The Hyundai ix20 is a stylish new addition to the mini-MPV segment, and is a generously equipped and practical small car that's hard to fault. Build quality is on a par with Japanese rivals like the Toyota Verso and Nissan Note. With seating for five, there's plenty of space inside, and a sliding rear bench and big boot makes it a great choice for busy families. Quiet and comfortable on the motorway, the ix20 is easy to drive. Hyundai's unlimited five-year warranty means ownership is a hassle-free experience.
There are four engines available – a 1.4 and 1.6-litre petrol and a 1.4 and 1.6-litre diesel. The 1.4-litre engines both come with 89bhp. The petrol is nippy around town, but thanks to an additional 83Nm of torque and a six-speed gearbox, the diesel is better for longer journeys, but has to be worked quite hard to make progress. The 123bhp 1.6-litre petrol is only available with a four-speed automatic gearbox, and can’t match the class-leading fuel economy of the smaller engines. The ix20 has plenty of grip and corners well, but isn’t quite as poised as some rivals. The steering is light, making it easy to manoeuvre, but isn’t as direct or accurate as rivals like the Nissan Note, and it feels like a big car to park.
The comfortable suspension set-up eases the car over bumps without disturbing the occupants. The 1.4 CRDi diesel can sound quite harsh at higher revs, but a tall sixth gear prevents this being a big issue. Wind and tyre noise are kept low, and the comfy seats make finding the right driving position easy.
The ix20 has yet to be crash-tested, but the i20 hatchback on which it's based scored a maximum five Euro NCAP stars overall, performing well for both adult and child protection. Electronic stability control is fitted to all models, as are anti-lock brakes, twin front airbags and Isofix child seat mountings. There is also a hill-start assist that gently applies the brakes when stopped on an incline, preventing the car from rolling back. The neat interior is well built and sturdy, and the materials used are all of a reassuringly high quality. Hyundai has a growing reputation for good reliability, and the i30 hatchback was the overall winner of the 2010's Driver Power survey.

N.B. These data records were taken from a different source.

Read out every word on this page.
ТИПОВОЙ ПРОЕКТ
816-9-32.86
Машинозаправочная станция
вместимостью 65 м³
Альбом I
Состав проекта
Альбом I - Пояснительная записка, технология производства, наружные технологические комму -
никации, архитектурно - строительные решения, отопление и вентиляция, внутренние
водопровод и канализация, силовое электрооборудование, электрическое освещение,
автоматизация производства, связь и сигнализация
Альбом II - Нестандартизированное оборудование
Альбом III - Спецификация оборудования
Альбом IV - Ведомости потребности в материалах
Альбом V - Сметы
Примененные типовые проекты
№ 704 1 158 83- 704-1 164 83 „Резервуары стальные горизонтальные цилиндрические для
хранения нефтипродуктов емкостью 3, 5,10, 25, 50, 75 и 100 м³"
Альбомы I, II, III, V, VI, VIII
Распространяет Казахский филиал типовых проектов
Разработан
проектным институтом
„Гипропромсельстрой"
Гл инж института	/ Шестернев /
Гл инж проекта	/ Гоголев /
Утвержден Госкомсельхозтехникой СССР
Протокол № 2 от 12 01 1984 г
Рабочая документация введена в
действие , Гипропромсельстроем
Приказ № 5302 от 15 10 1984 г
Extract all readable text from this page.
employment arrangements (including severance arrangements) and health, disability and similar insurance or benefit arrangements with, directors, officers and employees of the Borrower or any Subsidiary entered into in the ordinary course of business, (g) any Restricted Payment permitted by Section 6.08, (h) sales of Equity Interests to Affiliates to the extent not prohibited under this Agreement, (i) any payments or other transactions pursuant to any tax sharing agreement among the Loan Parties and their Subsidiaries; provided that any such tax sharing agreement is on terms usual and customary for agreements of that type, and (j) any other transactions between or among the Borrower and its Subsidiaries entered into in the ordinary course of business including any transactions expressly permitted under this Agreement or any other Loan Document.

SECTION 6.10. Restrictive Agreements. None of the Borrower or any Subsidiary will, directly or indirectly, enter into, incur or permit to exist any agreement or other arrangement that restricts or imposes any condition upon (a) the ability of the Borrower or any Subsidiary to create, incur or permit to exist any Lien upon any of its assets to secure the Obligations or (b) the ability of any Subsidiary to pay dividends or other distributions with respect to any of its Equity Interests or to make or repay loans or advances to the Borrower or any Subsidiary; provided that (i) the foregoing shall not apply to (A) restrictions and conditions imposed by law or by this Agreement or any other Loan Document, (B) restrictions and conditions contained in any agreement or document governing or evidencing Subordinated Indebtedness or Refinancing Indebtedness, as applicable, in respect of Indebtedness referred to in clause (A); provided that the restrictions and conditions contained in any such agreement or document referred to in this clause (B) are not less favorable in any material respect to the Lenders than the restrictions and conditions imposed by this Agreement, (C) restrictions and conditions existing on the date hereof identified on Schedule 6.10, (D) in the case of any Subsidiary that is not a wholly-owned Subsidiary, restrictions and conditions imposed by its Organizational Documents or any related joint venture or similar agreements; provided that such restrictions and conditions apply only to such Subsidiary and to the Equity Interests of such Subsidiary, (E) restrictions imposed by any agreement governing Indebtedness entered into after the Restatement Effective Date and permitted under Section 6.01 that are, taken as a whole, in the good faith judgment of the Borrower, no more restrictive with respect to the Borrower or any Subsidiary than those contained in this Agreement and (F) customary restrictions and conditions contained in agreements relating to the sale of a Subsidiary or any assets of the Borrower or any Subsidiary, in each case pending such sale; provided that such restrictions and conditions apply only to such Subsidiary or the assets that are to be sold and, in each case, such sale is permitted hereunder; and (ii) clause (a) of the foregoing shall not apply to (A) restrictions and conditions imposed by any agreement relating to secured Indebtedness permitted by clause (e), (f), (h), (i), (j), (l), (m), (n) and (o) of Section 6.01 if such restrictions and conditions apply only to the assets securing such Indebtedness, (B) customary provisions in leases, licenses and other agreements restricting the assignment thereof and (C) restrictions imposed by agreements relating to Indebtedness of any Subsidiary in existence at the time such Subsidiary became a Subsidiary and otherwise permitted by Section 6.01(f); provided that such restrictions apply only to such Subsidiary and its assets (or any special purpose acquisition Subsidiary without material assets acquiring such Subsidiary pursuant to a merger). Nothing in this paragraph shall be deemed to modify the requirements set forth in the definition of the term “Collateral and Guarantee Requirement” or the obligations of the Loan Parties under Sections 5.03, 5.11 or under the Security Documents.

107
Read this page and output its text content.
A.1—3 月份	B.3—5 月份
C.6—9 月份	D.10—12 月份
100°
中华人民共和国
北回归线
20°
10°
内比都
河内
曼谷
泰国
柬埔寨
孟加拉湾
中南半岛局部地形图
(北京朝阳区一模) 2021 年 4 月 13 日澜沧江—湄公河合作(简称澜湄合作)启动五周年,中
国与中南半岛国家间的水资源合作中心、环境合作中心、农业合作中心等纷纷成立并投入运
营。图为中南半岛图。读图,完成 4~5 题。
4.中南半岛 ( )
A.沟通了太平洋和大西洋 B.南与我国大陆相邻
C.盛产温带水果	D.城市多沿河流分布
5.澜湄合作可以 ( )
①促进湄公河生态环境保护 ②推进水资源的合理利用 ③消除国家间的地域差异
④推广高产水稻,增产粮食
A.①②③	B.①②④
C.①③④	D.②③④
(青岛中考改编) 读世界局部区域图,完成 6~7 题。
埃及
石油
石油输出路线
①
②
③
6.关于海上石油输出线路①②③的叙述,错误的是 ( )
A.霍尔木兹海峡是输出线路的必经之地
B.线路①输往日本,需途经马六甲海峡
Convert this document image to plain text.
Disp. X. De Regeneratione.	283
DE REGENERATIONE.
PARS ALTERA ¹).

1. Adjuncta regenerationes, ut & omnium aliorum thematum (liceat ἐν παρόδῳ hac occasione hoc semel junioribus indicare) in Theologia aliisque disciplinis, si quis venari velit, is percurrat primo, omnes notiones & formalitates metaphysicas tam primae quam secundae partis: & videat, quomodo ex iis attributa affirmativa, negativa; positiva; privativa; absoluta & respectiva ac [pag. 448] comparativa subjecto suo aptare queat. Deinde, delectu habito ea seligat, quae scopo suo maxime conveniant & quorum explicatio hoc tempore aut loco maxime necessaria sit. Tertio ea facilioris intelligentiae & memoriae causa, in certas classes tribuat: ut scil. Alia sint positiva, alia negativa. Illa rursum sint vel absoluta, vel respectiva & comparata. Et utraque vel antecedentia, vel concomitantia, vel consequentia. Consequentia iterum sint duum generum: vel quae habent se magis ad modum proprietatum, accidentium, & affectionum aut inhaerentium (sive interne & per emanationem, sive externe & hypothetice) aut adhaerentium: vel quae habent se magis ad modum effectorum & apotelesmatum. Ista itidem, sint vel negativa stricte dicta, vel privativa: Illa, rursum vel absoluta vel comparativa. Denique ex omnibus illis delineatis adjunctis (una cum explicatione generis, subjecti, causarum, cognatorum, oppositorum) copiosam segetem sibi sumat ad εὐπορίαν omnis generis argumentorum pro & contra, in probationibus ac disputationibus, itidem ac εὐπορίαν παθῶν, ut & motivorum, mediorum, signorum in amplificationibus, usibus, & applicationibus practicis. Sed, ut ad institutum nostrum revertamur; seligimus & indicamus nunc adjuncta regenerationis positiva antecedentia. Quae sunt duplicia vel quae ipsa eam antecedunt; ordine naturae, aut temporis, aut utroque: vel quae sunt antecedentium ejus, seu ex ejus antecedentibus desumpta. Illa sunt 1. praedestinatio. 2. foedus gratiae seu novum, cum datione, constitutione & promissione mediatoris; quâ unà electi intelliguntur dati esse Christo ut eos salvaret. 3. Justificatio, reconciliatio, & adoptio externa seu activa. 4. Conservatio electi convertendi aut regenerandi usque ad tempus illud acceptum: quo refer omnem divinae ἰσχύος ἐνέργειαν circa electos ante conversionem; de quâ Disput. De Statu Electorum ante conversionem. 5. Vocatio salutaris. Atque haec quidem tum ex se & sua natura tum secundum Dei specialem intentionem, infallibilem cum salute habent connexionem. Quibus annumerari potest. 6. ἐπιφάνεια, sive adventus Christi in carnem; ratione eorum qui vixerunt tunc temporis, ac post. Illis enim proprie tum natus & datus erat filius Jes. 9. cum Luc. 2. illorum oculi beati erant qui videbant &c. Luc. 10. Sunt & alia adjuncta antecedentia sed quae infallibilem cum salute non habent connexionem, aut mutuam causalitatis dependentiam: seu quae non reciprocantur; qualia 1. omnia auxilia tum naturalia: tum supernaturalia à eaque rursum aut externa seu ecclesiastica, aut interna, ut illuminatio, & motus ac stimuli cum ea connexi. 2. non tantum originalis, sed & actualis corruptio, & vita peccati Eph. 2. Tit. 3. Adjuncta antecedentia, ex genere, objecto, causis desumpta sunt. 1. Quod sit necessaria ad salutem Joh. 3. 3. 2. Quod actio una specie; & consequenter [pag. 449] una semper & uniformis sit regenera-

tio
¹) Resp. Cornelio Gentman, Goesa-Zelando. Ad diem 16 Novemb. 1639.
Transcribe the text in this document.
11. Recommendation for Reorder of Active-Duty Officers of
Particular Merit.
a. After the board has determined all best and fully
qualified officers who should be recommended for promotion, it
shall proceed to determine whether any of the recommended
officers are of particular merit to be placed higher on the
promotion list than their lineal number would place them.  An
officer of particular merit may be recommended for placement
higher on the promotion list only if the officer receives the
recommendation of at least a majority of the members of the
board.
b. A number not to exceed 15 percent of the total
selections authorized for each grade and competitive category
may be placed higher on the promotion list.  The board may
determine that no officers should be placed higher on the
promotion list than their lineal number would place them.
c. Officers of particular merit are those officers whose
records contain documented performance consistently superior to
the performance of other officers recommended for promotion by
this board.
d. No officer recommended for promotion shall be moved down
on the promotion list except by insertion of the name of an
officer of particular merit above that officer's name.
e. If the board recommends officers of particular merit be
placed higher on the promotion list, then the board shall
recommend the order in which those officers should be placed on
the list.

The 440-litre boot is above average size for this kind of car, and what's more, it swells to an impressive 1,486 litres when the back seats are folded flat. The wide, flat loading bay makes loading bigger items easy, and the rear seats slide independently of each other, allowing you to adjust the amount of space in the back. The glovebox is large and there are plenty of storage spaces dotted around the dash. The boot can be also be split in two with a dividing panel, and the wide-opening doors make getting in and out easy.
Value for money
The ix20 is one of the best-value mini-MPVs around, undercutting rivals like the Vauxhall Meriva and offering more equipment as standard. Even entry- level ‘Classic’ models get air-con and traction control. For an extra £1,100, the mid-range Active adds 16-inch alloys, a leather steering wheel, all-electric windows, reversing sensors and Bluetooth. Top-spec Style models get a panoramic glass sunroof, front fog lights and folding door mirrors. The diesel and petrol engines are similarly powered, but there's a £1,400 premium for the more efficient 1.4-litre CRDI. Thanks to the great warranty, resale values will be strong.
The 1.6-litre petrol automatic is the most expensive to run, but even that offers 43.6mpg and emissions of 154g/km, costing £155 a year to tax. The lowest running costs come with the 1.4-litre diesel engine.